13. Creating Online Courses
The “creator economy” has allowed smart people to monetize knowledge they once thought was largely useless or at least limited in utility. Now, sites like Wix and Teachable have built-in pathways for intelligent people to create courses and get paid to share what they know.
If you’re the creative type with a vivid vision for a course you might be able to teach (or help others teach), online course design could be a fulfilling, possibly lucrative side hustle with the capacity to transform into your main hustle.
14. Editing
Those who can’t write, edit.

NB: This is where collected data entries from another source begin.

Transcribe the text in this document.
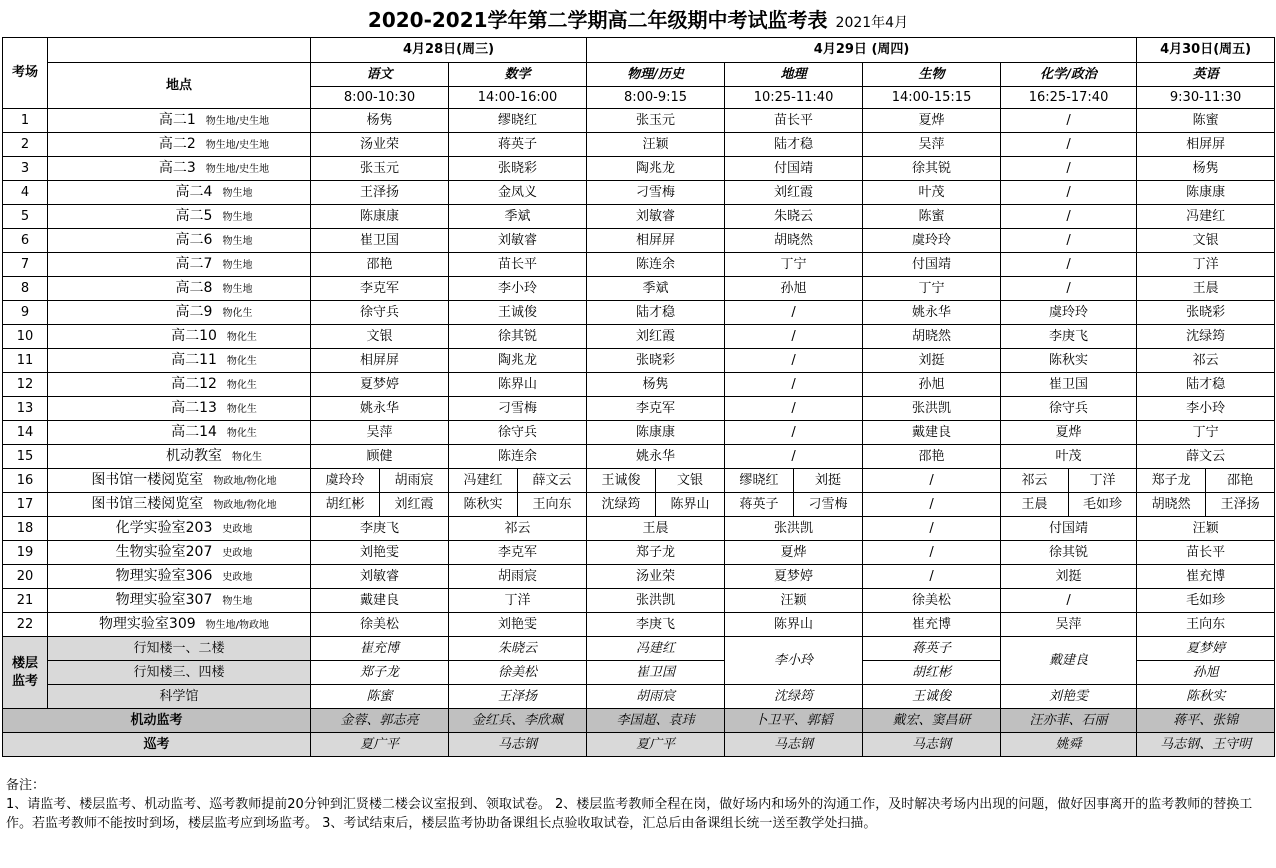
2020-2021学年第二学期高二年级期中考试监考表 2021年4月
考场		4月28日(周三)				4月29日 (周四)							4月30日(周五)	
	地点	语文		数学		物理/历史		地理		生物	化学/政治		英语	
		8:00-10:30		14:00-16:00		8:00-9:15		10:25-11:40		14:00-15:15	16:25-17:40		9:30-11:30	
1	高二1 物生地/史生地	杨隽		缪晓红		张玉元		苗长平		夏烨	/		陈蜜	
2	高二2 物生地/史生地	汤业荣		蒋英子		汪颖		陆才稳		吴萍	/		相屏屏	
3	高二3 物生地/史生地	张玉元		张晓彩		陶兆龙		付国靖		徐其锐	/		杨隽	
4	高二4 物生地	王泽扬		金凤义		刁雪梅		刘红霞		叶茂	/		陈康康	
5	高二5 物生地	陈康康		季斌		刘敏睿		朱晓云		陈蜜	/		冯建红	
6	高二6 物生地	崔卫国		刘敏睿		相屏屏		胡晓然		虞玲玲	/		文银	
7	高二7 物生地	邵艳		苗长平		陈连余		丁宁		付国靖	/		丁洋	
8	高二8 物生地	李克军		李小玲		季斌		孙旭		丁宁	/		王晨	
9	高二9 物化生	徐守兵		王诚俊		陆才稳		/		姚永华	虞玲玲		张晓彩	
10	高二10 物化生	文银		徐其锐		刘红霞		/		胡晓然	李庚飞		沈绿筠	
11	高二11 物化生	相屏屏		陶兆龙		张晓彩		/		刘挺	陈秋实		祁云	
12	高二12 物化生	夏梦婷		陈界山		杨隽		/		孙旭	崔卫国		陆才稳	
13	高二13 物化生	姚永华		刁雪梅		李克军		/		张洪凯	徐守兵		李小玲	
14	高二14 物化生	吴萍		徐守兵		陈康康		/		戴建良	夏烨		丁宁	
15	机动教室 物化生	顾健		陈连余		姚永华		/		邵艳	叶茂		薛文云	
16	图书馆一楼阅览室 物政地/物化地	虞玲玲	胡雨宸	冯建红	薛文云	王诚俊	文银	缪晓红	刘挺	/	祁云	丁洋	郑子龙	邵艳
17	图书馆三楼阅览室 物政地/物化地	胡红彬	刘红霞	陈秋实	王向东	沈绿筠	陈界山	蒋英子	刁雪梅	/	王晨	毛如珍	胡晓然	王泽扬
18	化学实验室203 史政地	李庚飞		祁云		王晨		张洪凯		/	付国靖		汪颖	
19	生物实验室207 史政地	刘艳雯		李克军		郑子龙		夏烨		/	徐其锐		苗长平	
20	物理实验室306 史政地	刘敏睿		胡雨宸		汤业荣		夏梦婷		/	刘挺		崔充博	
21	物理实验室307 物生地	戴建良		丁洋		张洪凯		汪颖		徐美松	/		毛如珍	
22	物理实验室309 物生地/物政地	徐美松		刘艳雯		李庚飞		陈界山		崔充博	吴萍		王向东	
楼层监考	行知楼一、二楼	崔充博		朱晓云		冯建红		李小玲		蒋英子	戴建良		夏梦婷	
	行知楼三、四楼	郑子龙		徐美松		崔卫国				胡红彬			孙旭	
	科学馆	陈蜜		王泽扬		胡雨宸		沈绿筠		王诚俊	刘艳雯		陈秋实	
机动监考		金蓉、郭志亮		金红兵、李欣珮		李国超、袁玮		卜卫平、郭韬		戴宏、窦昌研	汪亦菲、石丽		蒋平、张锦	
巡考		夏广平		马志钢		夏广平		马志钢		马志钢	姚舜		马志钢、王守明	
备注：
1、请监考、楼层监考、机动监考、巡考教师提前20分钟到汇贤楼二楼会议室报到、领取试卷。 2、楼层监考教师全程在岗，做好场内和场外的沟通工作，及时解决考场内出现的问题，做好因事离开的监考教师的替换工作。若监考教师不能按时到场，楼层监考应到场监考。 3、考试结束后，楼层监考协助备课组长点验收取试卷，汇总后由备课组长统一送至教学处扫描。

That’s not entirely true, but you don’t have to be a talented writer to be a rock-solid editor—though you certainly can be.
With AI alternatives still far from perfect, there remains a robust market for proofreaders and editors to put the final shine on writers’ works.
15. Taking Surveys
Survey-taking has shallow barriers to entry. If you can read and click buttons, you may be qualified. For this reason, you shouldn’t expect that completing surveys will lead to that six-figure income you’ve been striving towards.
If you want a gig that you can do while watching The Sopranos and avoiding the crowds you’re so phobic of, taking surveys is a course that may be worth charting.